The Charlies Angels director says she has worked on that, adding, "I've been trying to be better in the last few years about saying no to the people and the opportunities that I don't feel really have my best interests at heart … and I'm really actually trying to put myself first in my career."

Banks recently teamed up with Jane Walker by Johnnie Walker for their new campaign, which finds The Hunger Games actress working alongside a slew of other famous and empowering women — including Halle Berry, Katie Couric and Billie Jean King — to create a more equitable future.

In collaboration with the ERA Coalition and its Fund for Women's Equality (iFundWomen), the series of famous faces issued an open letter in The New York Times, The Washington Post and The Wall Street Journal about celebrating boundary-breaking moments and creating more in the future.
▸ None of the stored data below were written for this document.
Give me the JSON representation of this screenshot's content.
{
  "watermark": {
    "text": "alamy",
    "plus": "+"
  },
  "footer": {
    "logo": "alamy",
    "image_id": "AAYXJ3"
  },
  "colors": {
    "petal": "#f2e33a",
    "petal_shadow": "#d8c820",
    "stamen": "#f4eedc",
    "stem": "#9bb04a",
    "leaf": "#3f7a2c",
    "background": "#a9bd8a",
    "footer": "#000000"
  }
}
Through the program, 15 women-owned businesses will be selected to receive a $10,000 grant alongside a one-year Annual Coaching Membership on iFundWomen.
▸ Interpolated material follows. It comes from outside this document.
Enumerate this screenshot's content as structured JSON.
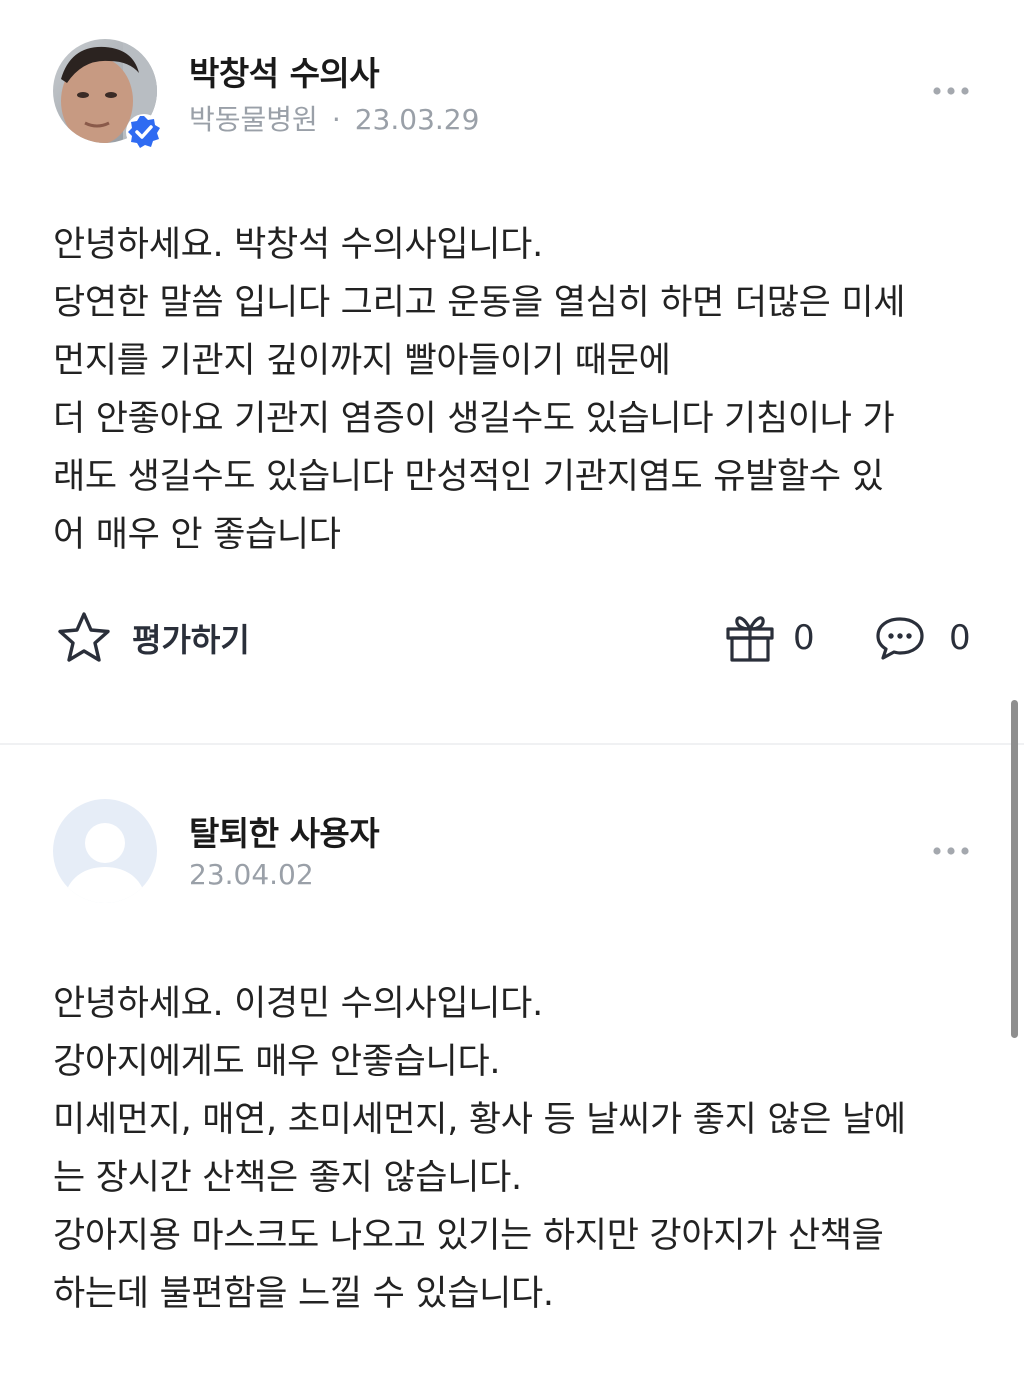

"I love the idea of celebrating women's accomplishments, especially in such a challenging year," Banks tells PEOPLE. "I think to be ending the end of 2020 talking about the good things that have happened and being grateful for some of the amazing things that 2020 brought, despite all of the other terrible things that have happened this year, is a nice way to end the year in gratitude and celebration."

And Banks says that this partnership is "all about equality of opportunity for women," which is so important to her.

"We talk a lot about all the amazing strides that women are making — and they are incredible — but it's nearly 2021 and women, they're not on equal footing in terms of economic power and economic opportunity," she shares. "And I think that's what's so great about this particular campaign, because the iFundWomen initiative is really about giving more opportunities to women with financial backing to achieve their goals."

She adds: "We can't just talk about how great ladies are, we got to put our money where our mouth is. We have to give women more economic power in our society."